You’re a victim of the drop-in. So funny, cos it’s you and not me……
Now, if you friend immediately stripped and said “Throw me a sponge, biatch,” she’s a keeper.
Holy hell!
You mean I can’t wear The Spouse’s Rio jocks with the non-matching bra anymore?!?!
Well, dammit all, I just re-fuuuuuuuuse to scrub that skanky bathroom then!
This sounds just like my Saturday. It was w/ a vaccuum cleaner and I was wearing pink fuzzy socks. My brother-in-law and his wife walked in w/ my 4 yr old neices. Awesome!
I would buy anything hawked by Billy Mays Hays. That BAM stuff ROCKS.
HAHA! You are fabulous!
In case you didn’t see it (because you MUST) my new favorite Unicorn cartoons are at this address:
http://www.planetunicorn.tv
Watch it!
At least you were cleaning. I make my husband do that.
Classic Madonna..good music!!
damn it, now I have that song stuck in my head, and I just so happen to smell like pinesol since I am in the middle of cleaning the bathroom. Why I clean with something that smells just like the urine I am chiseling off the floor, Idunno. Back to cleaning and now singing…
That song is like glue on the brain.
Do it naked. That BAM stuff is so toxic, it will strip the fanny fibres right off you. Saves time on pussy pruning.
OH MY GOD, I’m turning into a domestic goddess. BLAME WIDDLE SHAMROCK. It’s all her fault I’m in this state. *weeps*
I do that too, it protects clothes and makes things fun! I wear those spiffy yellow rubber gloves while I am doing it, picture that!
Granny panties, mismatched bra and some sexy yellow rubber gloves! Nice.
This is exactly why I’m content to lurk in the bushes.
You’re probably done with the bathroom by now, so you can come and do mine. It’s tiny I promise. My address is…
jodieodie: *snigger* oooh I’m gunna keep my bay-bee oooh yeah.
Christina: I normally do it while I am in the shower, but the tiles were looking mangy and needed some bamming. Don’t diss the eighties Madge. She was awesome then!
lceel: Trust me, you would want a refund. And compensation..
Tiff: *gaffaw* oh yes, I can only imagine how horrific the sight was!
Gnometree: All I saw was the purple underpants. Over and over and over and, ahem, over…
Coast Rat: If you look in my archives under ‘things that make you want to hide in a cupboard’ you will find that most of my embarrassing situations involve me flashing my underwear.
Kitty Polestar: Bwaaaaaa haaaaa haaaaaa! That is brilliant. Now to find my time machine. It is here somewhere….
River: and you KNOW how much I despise the drop in. Bastards.
Deb: Nah, she just went beetroot red and laughed a lot. Biatch.

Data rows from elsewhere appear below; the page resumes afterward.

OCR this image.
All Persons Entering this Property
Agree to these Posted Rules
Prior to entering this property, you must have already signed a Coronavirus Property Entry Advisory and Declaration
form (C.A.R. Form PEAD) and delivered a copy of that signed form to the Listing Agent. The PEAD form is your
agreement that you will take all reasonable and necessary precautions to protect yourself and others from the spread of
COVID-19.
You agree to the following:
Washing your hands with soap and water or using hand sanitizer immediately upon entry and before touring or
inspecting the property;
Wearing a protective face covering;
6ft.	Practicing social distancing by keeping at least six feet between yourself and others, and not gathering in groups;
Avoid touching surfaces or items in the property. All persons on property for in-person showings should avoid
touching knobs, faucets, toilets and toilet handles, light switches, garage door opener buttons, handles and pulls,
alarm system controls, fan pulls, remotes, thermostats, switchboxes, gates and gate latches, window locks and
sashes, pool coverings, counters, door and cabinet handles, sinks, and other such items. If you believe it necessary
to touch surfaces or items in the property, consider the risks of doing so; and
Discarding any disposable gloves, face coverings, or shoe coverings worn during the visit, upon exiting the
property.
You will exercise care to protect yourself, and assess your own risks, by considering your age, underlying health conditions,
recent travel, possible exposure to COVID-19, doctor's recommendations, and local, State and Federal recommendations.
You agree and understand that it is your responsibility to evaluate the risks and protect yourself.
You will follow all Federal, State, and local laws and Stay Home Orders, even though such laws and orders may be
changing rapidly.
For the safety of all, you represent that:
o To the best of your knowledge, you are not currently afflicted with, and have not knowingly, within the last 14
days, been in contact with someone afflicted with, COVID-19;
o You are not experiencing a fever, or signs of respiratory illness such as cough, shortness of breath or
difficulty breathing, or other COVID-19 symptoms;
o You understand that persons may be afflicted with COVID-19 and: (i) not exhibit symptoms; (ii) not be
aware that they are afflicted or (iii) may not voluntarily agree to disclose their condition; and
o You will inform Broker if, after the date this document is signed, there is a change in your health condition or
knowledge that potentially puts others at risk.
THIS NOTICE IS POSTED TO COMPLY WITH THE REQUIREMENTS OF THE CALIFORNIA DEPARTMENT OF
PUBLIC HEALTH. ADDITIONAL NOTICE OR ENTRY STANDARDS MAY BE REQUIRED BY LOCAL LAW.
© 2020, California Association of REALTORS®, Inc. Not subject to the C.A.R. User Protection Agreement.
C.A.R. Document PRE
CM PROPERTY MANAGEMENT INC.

Jayne: Yeah you can, just lock the freaking door!
Greta: You were just wearing socks?
Moo: Oh it does, my friend, it does. Don’t think the fishies would like it too much though…
Sensitiva: You are one sick woman
mp: If I waited for MPS to clean the bathroom that shit would be talking and wanting Christmas presents and shit.
Ange: Awesome. You will now think of me every time you smell urine…
MM: *gaffaw* you got it babe.
Anja: W00T! I didn’t think of that! Will it shape my hair into a heart or the likeness of The Virgin Mary?
Dirty Laundry Diva: That sounds HAWT. Must get some of those gloves.
Diesel: My mind just went places you don’t want to know…
River: Just stripping down now…
i lose the game
HOLY HELL that’s funny. At least you were rocking to THAT madonna song. It would’ve been a whole different scene if you were playing Erotica.
OMG !!!!
I am PMSL. Thank GOD Mr S bought those Poise.